F. La mère a déposé le 25 octobre 2016 un appel contre cette décision, en prenant des conclusions relatives au droit de visite et en demandant des mesures provisionnelles, puis adressé le 28 octobre 2016 à la Cour d’appel civile un recours à l’intention de la Cour des mesures de protection de l’enfant et de l’adulte (ci-après : CMPEA) ; la Cour d’appel civile a dénié sa compétence et transmis le dossier à la CMPEA, dont le président a, par ordonnance du 7 novembre 2016, rejeté la conclusion tendant à des mesures provisionnelles, présentée dans l’appel du 25 octobre 2016, et déclaré irrecevable le recours déposé le 28 du même mois.
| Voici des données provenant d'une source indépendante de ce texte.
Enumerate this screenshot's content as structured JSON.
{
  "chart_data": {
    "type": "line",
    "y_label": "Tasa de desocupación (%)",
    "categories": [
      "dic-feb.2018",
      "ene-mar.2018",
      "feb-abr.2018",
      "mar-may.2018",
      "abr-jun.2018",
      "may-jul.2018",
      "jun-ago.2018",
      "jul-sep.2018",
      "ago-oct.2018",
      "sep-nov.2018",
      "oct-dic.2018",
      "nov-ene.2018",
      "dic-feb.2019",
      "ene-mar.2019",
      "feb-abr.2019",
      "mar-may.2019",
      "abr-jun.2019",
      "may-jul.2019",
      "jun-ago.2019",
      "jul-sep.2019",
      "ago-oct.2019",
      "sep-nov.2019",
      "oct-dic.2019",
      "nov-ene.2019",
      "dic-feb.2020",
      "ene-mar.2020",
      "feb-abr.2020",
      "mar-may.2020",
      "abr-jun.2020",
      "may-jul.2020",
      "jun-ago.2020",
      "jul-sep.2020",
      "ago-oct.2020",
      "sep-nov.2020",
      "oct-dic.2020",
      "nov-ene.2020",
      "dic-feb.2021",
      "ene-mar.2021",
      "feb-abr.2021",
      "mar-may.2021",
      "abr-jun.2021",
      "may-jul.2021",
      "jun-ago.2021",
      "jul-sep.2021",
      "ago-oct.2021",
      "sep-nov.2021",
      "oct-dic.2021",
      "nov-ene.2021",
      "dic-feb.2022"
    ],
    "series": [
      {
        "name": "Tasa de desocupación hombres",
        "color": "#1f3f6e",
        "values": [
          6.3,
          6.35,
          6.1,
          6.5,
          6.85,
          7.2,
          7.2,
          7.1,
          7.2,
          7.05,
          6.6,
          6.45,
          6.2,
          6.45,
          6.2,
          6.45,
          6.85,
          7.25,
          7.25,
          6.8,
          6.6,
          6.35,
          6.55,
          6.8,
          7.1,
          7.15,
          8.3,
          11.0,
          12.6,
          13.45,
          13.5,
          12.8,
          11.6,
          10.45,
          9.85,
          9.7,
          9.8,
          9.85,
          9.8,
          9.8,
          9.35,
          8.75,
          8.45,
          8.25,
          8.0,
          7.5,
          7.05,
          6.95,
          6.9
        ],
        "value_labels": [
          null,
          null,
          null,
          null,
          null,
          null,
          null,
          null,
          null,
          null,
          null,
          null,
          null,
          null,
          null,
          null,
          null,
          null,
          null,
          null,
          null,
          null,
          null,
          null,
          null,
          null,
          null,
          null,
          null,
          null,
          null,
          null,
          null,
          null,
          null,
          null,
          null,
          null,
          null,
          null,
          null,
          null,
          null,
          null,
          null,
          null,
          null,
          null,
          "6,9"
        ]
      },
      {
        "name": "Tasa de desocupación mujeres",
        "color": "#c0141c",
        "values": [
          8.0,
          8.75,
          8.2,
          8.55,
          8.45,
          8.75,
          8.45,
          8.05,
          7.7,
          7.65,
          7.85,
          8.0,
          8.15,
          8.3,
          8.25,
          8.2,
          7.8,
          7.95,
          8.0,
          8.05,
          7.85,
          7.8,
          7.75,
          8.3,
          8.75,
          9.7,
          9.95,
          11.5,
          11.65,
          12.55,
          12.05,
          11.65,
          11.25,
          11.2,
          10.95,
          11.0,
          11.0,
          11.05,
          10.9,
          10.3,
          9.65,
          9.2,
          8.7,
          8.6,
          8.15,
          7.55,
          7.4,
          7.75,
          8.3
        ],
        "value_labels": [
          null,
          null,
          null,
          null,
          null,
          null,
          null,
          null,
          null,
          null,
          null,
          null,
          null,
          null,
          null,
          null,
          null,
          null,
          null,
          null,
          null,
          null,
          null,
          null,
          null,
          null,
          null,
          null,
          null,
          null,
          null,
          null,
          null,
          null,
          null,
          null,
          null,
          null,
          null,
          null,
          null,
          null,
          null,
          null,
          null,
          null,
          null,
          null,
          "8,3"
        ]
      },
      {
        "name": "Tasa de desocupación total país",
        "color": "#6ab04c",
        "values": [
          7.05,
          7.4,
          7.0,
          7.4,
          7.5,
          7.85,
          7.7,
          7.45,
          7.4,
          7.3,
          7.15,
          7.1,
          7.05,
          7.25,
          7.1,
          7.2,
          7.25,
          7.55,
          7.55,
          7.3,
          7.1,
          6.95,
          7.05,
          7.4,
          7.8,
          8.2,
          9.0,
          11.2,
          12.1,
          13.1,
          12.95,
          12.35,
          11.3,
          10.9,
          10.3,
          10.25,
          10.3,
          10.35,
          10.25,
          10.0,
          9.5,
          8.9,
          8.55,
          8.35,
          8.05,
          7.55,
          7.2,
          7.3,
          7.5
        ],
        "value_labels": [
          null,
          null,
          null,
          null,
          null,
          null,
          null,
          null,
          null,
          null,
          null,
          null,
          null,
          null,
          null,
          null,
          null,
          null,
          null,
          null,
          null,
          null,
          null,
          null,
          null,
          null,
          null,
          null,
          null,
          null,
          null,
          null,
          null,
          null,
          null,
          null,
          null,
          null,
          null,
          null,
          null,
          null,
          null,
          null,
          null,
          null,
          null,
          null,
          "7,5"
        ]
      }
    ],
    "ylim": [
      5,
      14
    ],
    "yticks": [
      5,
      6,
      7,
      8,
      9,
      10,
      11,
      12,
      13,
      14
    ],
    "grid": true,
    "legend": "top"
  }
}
G. Le 25 novembre 2016, l’OPE a informé les parents du fait qu’en fonction des craintes exprimées par la mère après les premières visites du père, il serait inadéquat de passer immédiatement à des visites à l’extérieur durant toute une journée. Il a proposé de prévoir encore deux visites dans le cadre des Points rencontres, avant de passer à une première demi-journée à l’extérieur de cette structure. Il a aussi prié le père de ne plus se rendre aux visites avec des cadeaux et de la nourriture pour sa fille, que la mère pouvait difficilement emporter. Des visites d’une journée, à l’extérieur, ont ensuite été prévues dès février 2017.
H. Par ordonnance du 31 mars 2017, le juge instructeur de la CMPEA a classé, car devenu sans objet, le recours du 25 octobre 2016.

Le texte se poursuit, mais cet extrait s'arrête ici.